Home / Stories / Hopestead cut the ribbon on two modular homes in Ipswich with Emmaus Suffolk and New Meaning Foundation
  • Hopestead, in partnership with Emmaus, today unveiled two modular homes in Ipswich
  • The homes were built by New Meaning Foundation using Modern Methods of Construction (MMC) to ensure efficiency and affordability
  • These homes will provide a safe place to call home for people coming from a route of homelessness

East Anglia homelessness charity Hopestead, in partnership with Emmaus, today unveiled Hopestead Place, two modular homes to provide accommodation to alleviate homelessness in Ipswich. These homes were built by Cambridge charity New Meaning Foundation (NMF) using Modern Methods of Construction (MMC) to ensure efficiency and affordability.

Hopestead, part of Flagship Group, provided the funding for the construction and installation of these two modular homes, which are highly sustainable self-contained homes with a living area, kitchen, and bathroom. They were built at NMF’s factory workshop in Waterbeach, near Cambridge, before being transported to the site in Ipswich and installed ahead of today’s ribbon-cutting ceremony at Emmaus’ community café The Royal Oak in Ipswich. The launch of Hopestead Place also coincides with World Homeless Day.

Marie-Claire Delbrouque, Hopestead CEO, said: “One of our main initiatives is ‘Building Hope’; in essence the provision of bed spaces or additional homelessness accommodation in the East of England.

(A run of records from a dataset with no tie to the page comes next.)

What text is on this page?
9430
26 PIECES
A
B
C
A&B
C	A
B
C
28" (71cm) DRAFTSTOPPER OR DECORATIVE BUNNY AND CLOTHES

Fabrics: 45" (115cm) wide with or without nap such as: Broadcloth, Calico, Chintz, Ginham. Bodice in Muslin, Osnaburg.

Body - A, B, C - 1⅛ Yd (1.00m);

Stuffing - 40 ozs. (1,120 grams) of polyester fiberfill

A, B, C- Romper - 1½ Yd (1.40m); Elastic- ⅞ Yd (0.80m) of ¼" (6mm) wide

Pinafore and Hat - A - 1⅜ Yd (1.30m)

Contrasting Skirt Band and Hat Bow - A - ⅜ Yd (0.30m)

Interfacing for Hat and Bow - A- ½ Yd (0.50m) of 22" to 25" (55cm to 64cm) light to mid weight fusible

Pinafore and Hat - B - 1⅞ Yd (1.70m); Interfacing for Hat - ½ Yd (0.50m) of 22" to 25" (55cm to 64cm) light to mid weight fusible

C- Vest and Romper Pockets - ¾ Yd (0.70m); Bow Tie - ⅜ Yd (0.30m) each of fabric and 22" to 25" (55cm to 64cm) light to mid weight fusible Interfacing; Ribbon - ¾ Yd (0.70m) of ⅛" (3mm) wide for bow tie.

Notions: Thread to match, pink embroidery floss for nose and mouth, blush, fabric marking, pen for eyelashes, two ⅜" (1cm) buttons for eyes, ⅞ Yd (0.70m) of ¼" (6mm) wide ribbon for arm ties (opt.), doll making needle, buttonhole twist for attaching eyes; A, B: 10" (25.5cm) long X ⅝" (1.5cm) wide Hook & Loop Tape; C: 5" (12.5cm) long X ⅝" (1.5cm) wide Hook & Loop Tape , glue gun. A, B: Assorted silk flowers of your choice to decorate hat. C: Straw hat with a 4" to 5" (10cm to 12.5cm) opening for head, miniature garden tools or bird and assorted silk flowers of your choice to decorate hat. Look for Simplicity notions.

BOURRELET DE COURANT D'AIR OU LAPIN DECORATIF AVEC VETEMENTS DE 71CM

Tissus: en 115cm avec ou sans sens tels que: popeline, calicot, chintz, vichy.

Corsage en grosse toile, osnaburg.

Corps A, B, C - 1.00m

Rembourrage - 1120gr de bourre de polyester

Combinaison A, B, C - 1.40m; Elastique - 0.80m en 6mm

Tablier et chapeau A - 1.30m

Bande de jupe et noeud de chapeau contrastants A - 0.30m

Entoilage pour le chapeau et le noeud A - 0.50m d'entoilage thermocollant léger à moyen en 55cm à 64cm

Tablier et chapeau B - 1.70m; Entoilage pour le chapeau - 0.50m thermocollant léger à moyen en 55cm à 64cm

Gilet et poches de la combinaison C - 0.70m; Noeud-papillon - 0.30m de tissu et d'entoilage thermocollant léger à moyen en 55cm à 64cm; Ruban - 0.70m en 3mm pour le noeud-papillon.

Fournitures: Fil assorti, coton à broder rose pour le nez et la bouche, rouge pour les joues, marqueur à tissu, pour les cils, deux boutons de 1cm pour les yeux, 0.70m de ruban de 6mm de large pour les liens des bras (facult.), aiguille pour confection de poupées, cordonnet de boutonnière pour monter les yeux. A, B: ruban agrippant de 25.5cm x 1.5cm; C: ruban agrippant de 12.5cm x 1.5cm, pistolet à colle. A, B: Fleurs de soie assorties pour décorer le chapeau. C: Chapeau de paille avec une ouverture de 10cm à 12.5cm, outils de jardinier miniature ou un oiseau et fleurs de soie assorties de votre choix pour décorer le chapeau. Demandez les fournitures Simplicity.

This project with Emmaus and New Meaning Foundation is the very first project delivered under that initiative and it’s something we’re very proud to be a part of.

These homes provide an opportunity for someone to take that next step towards independent living but still with a level of support if they need it . And the impact that these homes will have for all of the Emmaus companions that will live at Hopestead Place over the next 60 or so years will be enormous. Everyone deserves a place to call home and this is exactly the type of project that Hopestead wants to deliver.

Claire Staddon, CEO of Emmaus Suffolk, said: “We showed Hopestead this derelict space and shared our aspirations to put modular accommodation on this site, but it was way out of our arena for funding and capacity. So Hopestead went and met with New Meaning, and the rest is history really!

They decided that it was very much in keeping with ending homelessness, and these modular units will be that final complement to someone’s full rehabilitation from experiencing homelessness all the way through to stabilising themselves in their own home, with the dignity of their own front door. We’ve got people from a full range of backgrounds, and all of them want to add to society so we’re simply giving them the tools to enable them to be successful.”

John Evans, CEO at New Meaning Foundation, said: “In addition to providing a house for someone who’s experienced homelessness, which is already a pretty positive impact, this has helped us with our aim to provide people with training and employment. We’ve had 66 trainees in the last three years building 20 micro-homes, many of whom come from backgrounds of no or low qualifications.

Of those 66, 36 are now in work and 12 are working full time with New Meaning and it’s the funding from Hopestead into this project that’s helped that happen. I’ve been amazed how it’s changed everyone’s ability, including in the young people we work with, and I’m also amazed at how the self-esteem has changed in the people that live in these houses.

These new homes embody the vision of ending homelessness shared by the three organisations. Hopestead firmly believes that access to a safe place to call home is a basic human right, and by working with Emmaus and NMF this can be a reality for people in need in the local community.